Zira Trump, geleneksel rakibi Çin ile değil, aynı zamanda Kanada ve Meksika gibi yakın müttefikleriyle de geniş kapsamlı bir ticaret savaşına hazırlanıyor ve bu ülkelere, Pekin'in yanı sıra, yüksek gümrük vergileri uyguluyor.
ABD’nin uygulamalarına yanıt olarak Kanada Dışişleri Bakanı Melanie Joly, Kanada petrolünün güneye akışının durmasının, ABD’yi Venezuela gibi jeopolitik rakiplerinden petrol satın almaya itebileceği konusunda uyardı ve "Biz, Teksas'ta rafine edilen petrolü indirimli fiyata gönderiyoruz. Eğer biz olmazsak, kesinlikle Venezuela var," dedi.

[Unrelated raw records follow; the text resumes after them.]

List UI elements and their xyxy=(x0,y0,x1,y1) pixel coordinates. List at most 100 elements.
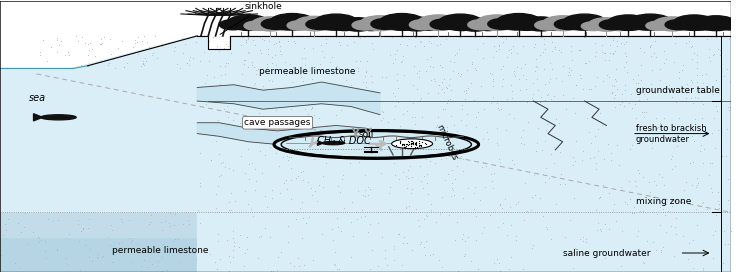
Point xyxy=(337,206,349,211)
Point xyxy=(317,174,329,178)
Point xyxy=(72,218,84,222)
Point xyxy=(332,184,344,188)
Circle shape xyxy=(488,18,517,29)
Point xyxy=(713,205,724,210)
Point xyxy=(658,183,670,187)
Point xyxy=(406,141,417,146)
Point xyxy=(686,134,698,138)
Point xyxy=(454,74,465,79)
Point xyxy=(341,43,353,48)
Point xyxy=(354,59,366,64)
Point xyxy=(511,65,523,70)
Point xyxy=(629,178,641,183)
Point xyxy=(406,115,417,119)
Point xyxy=(448,193,460,197)
Point xyxy=(599,222,610,226)
Point xyxy=(477,137,488,141)
Point xyxy=(116,220,128,224)
Point xyxy=(14,266,26,270)
Point xyxy=(528,45,540,49)
Point xyxy=(388,244,400,248)
Point xyxy=(431,123,443,127)
Point xyxy=(630,135,642,140)
Point xyxy=(177,249,189,254)
Point xyxy=(690,73,702,78)
Circle shape xyxy=(476,15,518,30)
Point xyxy=(487,84,499,88)
Point xyxy=(239,171,251,175)
Point xyxy=(616,188,628,192)
Point xyxy=(697,266,709,270)
Point xyxy=(667,90,679,94)
Point xyxy=(496,35,508,39)
Point xyxy=(240,234,252,239)
Point xyxy=(446,98,458,103)
Point xyxy=(281,153,293,158)
Point xyxy=(259,226,271,230)
Point xyxy=(171,61,183,66)
Point xyxy=(574,73,586,78)
Point xyxy=(421,154,433,158)
Point xyxy=(402,176,414,180)
Point xyxy=(607,51,619,55)
Point xyxy=(650,248,662,252)
Point xyxy=(289,41,301,45)
Point xyxy=(400,173,412,178)
Point xyxy=(241,247,253,251)
Point xyxy=(503,48,515,52)
Point xyxy=(646,146,658,150)
Point xyxy=(710,212,722,217)
Point xyxy=(375,171,387,175)
Point xyxy=(329,262,341,267)
Point xyxy=(273,97,285,101)
Point xyxy=(625,92,637,96)
Point xyxy=(712,128,724,132)
Point xyxy=(201,73,212,78)
Point xyxy=(403,140,414,144)
Point xyxy=(60,256,72,260)
Point xyxy=(333,40,345,44)
Point xyxy=(645,43,656,48)
Point xyxy=(365,74,377,78)
Point xyxy=(497,76,508,81)
Point xyxy=(295,131,306,135)
Point xyxy=(478,107,490,111)
Point xyxy=(619,82,630,87)
Point xyxy=(74,268,86,272)
Point xyxy=(36,238,47,243)
Point xyxy=(263,121,275,126)
Point xyxy=(559,107,571,111)
Point xyxy=(593,194,605,199)
Point xyxy=(608,84,619,88)
Point xyxy=(645,54,657,59)
Point xyxy=(132,35,144,39)
Point xyxy=(689,116,701,121)
Point xyxy=(243,51,255,55)
Point xyxy=(215,73,227,78)
Point xyxy=(639,261,650,265)
Point xyxy=(411,87,423,91)
Point xyxy=(630,123,642,127)
Circle shape xyxy=(360,16,400,31)
Point xyxy=(400,145,411,149)
Point xyxy=(266,61,278,65)
Point xyxy=(212,239,224,243)
Point xyxy=(213,173,225,178)
Point xyxy=(663,83,675,87)
Circle shape xyxy=(673,21,699,30)
Point xyxy=(623,179,635,183)
Point xyxy=(402,168,414,172)
Point xyxy=(268,90,280,94)
Point xyxy=(690,183,702,187)
Point xyxy=(556,79,568,83)
Point xyxy=(123,218,135,222)
Point xyxy=(55,39,67,43)
Ellipse shape xyxy=(322,141,345,145)
Point xyxy=(393,142,405,146)
Point xyxy=(299,107,311,112)
Point xyxy=(221,237,233,242)
Point xyxy=(286,151,297,155)
Point xyxy=(388,139,400,143)
Point xyxy=(506,89,518,94)
Point xyxy=(292,174,304,178)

Gerçekten de ABD'deki pek çok rafineri, özellikle Kanada ve Venezuela tarafından üretilen ağır ham petrole bağımlı iken, Amerikan yerli üretiminin çoğu hafif petrol sınıfında yer alıyor.

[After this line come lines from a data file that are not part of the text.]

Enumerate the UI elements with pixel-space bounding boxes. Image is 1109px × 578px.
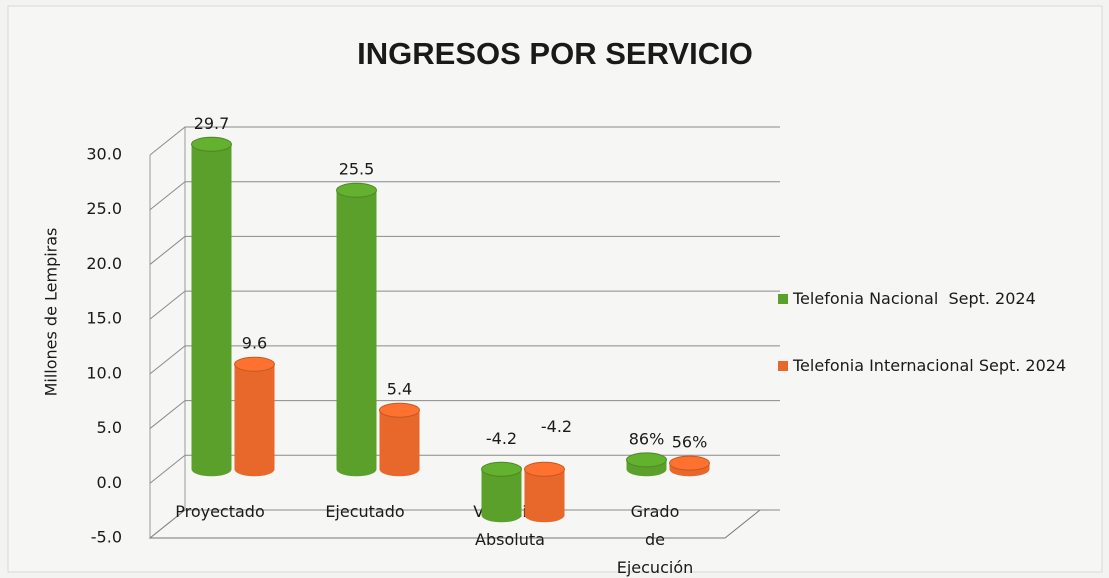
y-tick-label: 15.0	[86, 309, 122, 328]
bar	[191, 144, 232, 477]
bar-cap	[336, 182, 377, 198]
legend-item: Telefonia Internacional Sept. 2024	[778, 352, 1078, 380]
legend-item: Telefonia Nacional Sept. 2024	[778, 285, 1078, 313]
x-tick-label: Ejecutado	[325, 502, 404, 521]
y-tick-label: 0.0	[97, 473, 122, 492]
grid-line	[149, 290, 780, 320]
bar-cap	[191, 136, 232, 152]
bar-cap	[379, 402, 420, 418]
y-tick-label: 5.0	[97, 418, 122, 437]
grid-line	[149, 454, 780, 484]
x-tick-label: Grado de Ejecución	[617, 502, 694, 577]
value-label: -4.2	[541, 417, 572, 436]
grid-line	[149, 126, 780, 156]
value-label: 9.6	[242, 334, 267, 353]
value-label: 86%	[629, 429, 665, 448]
legend-swatch	[778, 294, 788, 304]
grid-line	[149, 181, 780, 211]
value-label: 56%	[672, 433, 708, 452]
y-tick-label: 20.0	[86, 254, 122, 273]
bar-cap	[524, 461, 565, 477]
value-label: 25.5	[339, 160, 375, 179]
legend-swatch	[778, 361, 788, 371]
value-label: -4.2	[486, 429, 517, 448]
legend-label: Telefonia Nacional Sept. 2024	[793, 289, 1036, 308]
bar	[234, 364, 275, 477]
y-tick-label: 25.0	[86, 199, 122, 218]
x-tick-label: Proyectado	[175, 502, 265, 521]
bar-cap	[669, 455, 710, 471]
y-axis-label: Millones de Lempiras	[42, 228, 61, 397]
bar-cap	[626, 452, 667, 468]
grid-line	[149, 235, 780, 265]
value-label: 5.4	[387, 380, 412, 399]
bar-cap	[481, 461, 522, 477]
grid-line	[149, 509, 780, 539]
bar	[379, 410, 420, 477]
legend-label: Telefonia Internacional Sept. 2024	[793, 356, 1067, 375]
y-tick-label: 10.0	[86, 363, 122, 382]
bar-cap	[234, 356, 275, 372]
grid-line	[149, 345, 780, 375]
grid-line	[149, 400, 780, 429]
bar	[336, 190, 377, 477]
y-tick-label: 30.0	[86, 145, 122, 164]
chart-title: INGRESOS POR SERVICIO	[357, 36, 753, 71]
bar	[524, 469, 565, 523]
y-tick-label: -5.0	[91, 528, 122, 547]
value-label: 29.7	[194, 114, 230, 133]
bar	[481, 469, 522, 523]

Joly'nin açıklamaları, dünya petrol endüstrisinin devlerinden Chevron'un Venezuela'da günde 200 bin varil üretim yapmasına izin veren lisansın aceleyle değerlendirilmemesi için Trump yönetimi nezdinde yürüttüğü çabaları destekliyor.
Zira Rubio, ABD Dışişleri Bakanlığı'nın bu lisansı yeniden gözden geçirebileceğini açıklamıştı.
Trump'ın seçim kampanyasının büyük mali destekçilerinden olan şirket, Washington'daki yönetim değişikliğini Venezuela'daki operasyonlarını genişletmek için bir fırsat olarak değerlendirmeye çalışıyor.
Şirketin CEO’su Mike Wirth, Venezuela petrol pazarından çekilmelerinin Çinli ve Rus şirketlerine kapı açmak anlamına geleceği ve Venezuelalılar üzerinde daha fazla ekonomik baskıya neden olarak, daha çok sayıda Venezuelalının ABD’ye göç etmesini teşvik edebileceği uyarısında bulundu.
Venezuela cephesinde ise ABD başkanlık temsilcisinin Caracas ziyareti muhalefet cephesinde geniş bir hoşnutsuzluğa yol açtı.
Bazı muhalefet yetkilileri, "Grenell'in demokrasiye ve insan haklarına kayıtsızlığı herkesi çok endişelendirdi," dedi. Sürgünde yaşayan muhalif lider Gonzalez ise geçen hafta ABD Başkanı'nı Maduro ile anlaşma yapmamaya çağırdı.
Venezuelalı muhaliflerin morali, Trump'ın göreve başlama töreninden önceki birkaç günde ve Maduro’nun müttefiki olan Suriye rejiminin düşüşünden sonra belirgin şekilde yükselmişti.
Muhalefet lideri Maria Corina Machado, Venezuela devlet başkanının askeri liderlerinin desteğini kaybetme riskiyle karşı karşıya olduğunu ve generallerinin Moskova ve Tahran'daki müttefiklerinin Suriye'nin eski Devlet Başkanı Beşşar Esed'e yaptığı gibi kendisini de aldatabileceği konusunda uyardığını iddia etti.
İngiliz bir gazeteye verdiği röportajda, "Üst düzey ordu generalleri aynaya bakıp Esed'in arkasında bıraktığı Suriyeli generallerin kaderini görüyorlar," ifadelerini kullandı.
Ancak muhalefet, petrol lobisinin Trump'a Venezuela petrol rezervlerine daha fazla erişim sağlayacak ve ABD’nin başlıca ortaklarıyla patlak verebilecek ticaret savaşları ortamını fırsat bilerek Venezuela pazarını Amerikan mallarına açacak bir anlaşma yapması için baskı yapmasından endişe ediyor.
Gözlemcilere göre ise başkanın önceliği "Biden yönetiminin geçici koruma hakkı tanıdığı 600 bin Venezuelalı göçmenden kurtulmak" ve Florida'da yaşayan Guaido deneyimi başarısızlıkla sonuçlandıktan sonra Trump'ın Venezuela muhalefetine yeniden yatırım yapması pek olası görünmüyor.